Good news for China can be viewed as good news for much of the region.
The increasingly large economy has an ever-growing impact on the rest of the world and particularly on those nearby economies with particularly close links. The prospect of a hard landing in China is enough to scare even the sturdiest of policymakers.
In a recent paper, Moody's Analytics economists painted a scary picture of what a hard landing in China would look like. Although less severe than the 2008 global financial crisis, the impact would be severe.
An output gap of about 5 percent of GDP in the Chinese mainland would have a severe effect on economies such as Singapore, Taiwan, Hong Kong, Malaysia, Thailand and South Korea.
Singapore, for example, could see output drop by as much as 10 percent of GDP. South Korea's output could drop by about 6 percent. The others would be somewhere in the middle.
Less affected would be other countries, such as Japan, India, New Zealand, the Philippines, Indonesia or Australia. Japan could see a gap of 5 percent while Australia would likely lose out on about 1 percent of its GDP.
"China clearly has a big impact but any hard landing there would affect the rest of Asia less than the 2008/09 global financial crisis," says Moody's Chan.
Part of the reason for this lower impact is the role China plays in export markets. China is the biggest export destination for many products but it is not always the final one.
Electronics and components, for example, are exported to China and assembled into full products that are then shipped to sellers in the US, Europe or even back to the countries from which the components originally came.

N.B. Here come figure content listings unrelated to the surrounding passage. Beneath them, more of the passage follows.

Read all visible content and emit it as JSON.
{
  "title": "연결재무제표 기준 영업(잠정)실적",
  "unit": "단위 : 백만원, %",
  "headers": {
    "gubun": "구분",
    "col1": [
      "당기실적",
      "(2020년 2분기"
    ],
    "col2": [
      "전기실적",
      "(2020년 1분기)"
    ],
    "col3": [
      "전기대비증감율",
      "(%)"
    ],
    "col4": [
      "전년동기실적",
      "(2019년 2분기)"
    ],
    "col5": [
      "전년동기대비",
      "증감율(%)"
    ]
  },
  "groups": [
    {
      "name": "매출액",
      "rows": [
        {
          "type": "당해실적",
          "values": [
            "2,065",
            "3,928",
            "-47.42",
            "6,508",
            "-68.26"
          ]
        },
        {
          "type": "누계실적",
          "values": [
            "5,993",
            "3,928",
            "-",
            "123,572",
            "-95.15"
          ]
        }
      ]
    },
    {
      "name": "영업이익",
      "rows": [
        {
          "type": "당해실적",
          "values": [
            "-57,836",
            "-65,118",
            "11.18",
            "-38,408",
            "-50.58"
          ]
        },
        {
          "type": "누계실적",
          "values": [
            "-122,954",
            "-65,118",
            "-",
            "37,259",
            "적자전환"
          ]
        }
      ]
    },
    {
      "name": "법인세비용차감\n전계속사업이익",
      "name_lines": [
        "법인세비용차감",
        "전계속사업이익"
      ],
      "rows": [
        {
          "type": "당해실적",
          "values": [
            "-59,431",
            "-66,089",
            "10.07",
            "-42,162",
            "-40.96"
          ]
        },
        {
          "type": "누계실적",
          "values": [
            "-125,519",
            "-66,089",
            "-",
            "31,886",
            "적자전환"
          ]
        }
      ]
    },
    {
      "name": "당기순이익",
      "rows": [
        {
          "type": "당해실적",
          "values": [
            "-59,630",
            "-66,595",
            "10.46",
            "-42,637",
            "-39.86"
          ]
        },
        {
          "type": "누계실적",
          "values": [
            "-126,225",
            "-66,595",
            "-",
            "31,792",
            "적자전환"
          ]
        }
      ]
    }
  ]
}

Continuing demand abroad for products that pass through China would temper a hard landing.
In other words, growth in the US would slow slightly but it would not come close to pushing the country into any kind of recession, according to Moody's Analytics.
Countries such as Malaysia and Thailand would suffer more because they rely on China to purchase about 12 percent of their exports. The domino effect would also hit private consumption in those countries, not only as a result of lower wages and lost jobs but also because of the negative effect of bad news coming from China.
This is a worst-case scenario that would exacerbate a shift already underway.
"For the most part, the emerging market universe is undergoing a serious re-pricing of risk via higher borrowing costs, equity market losses and major FX depreciation," says Ghosh.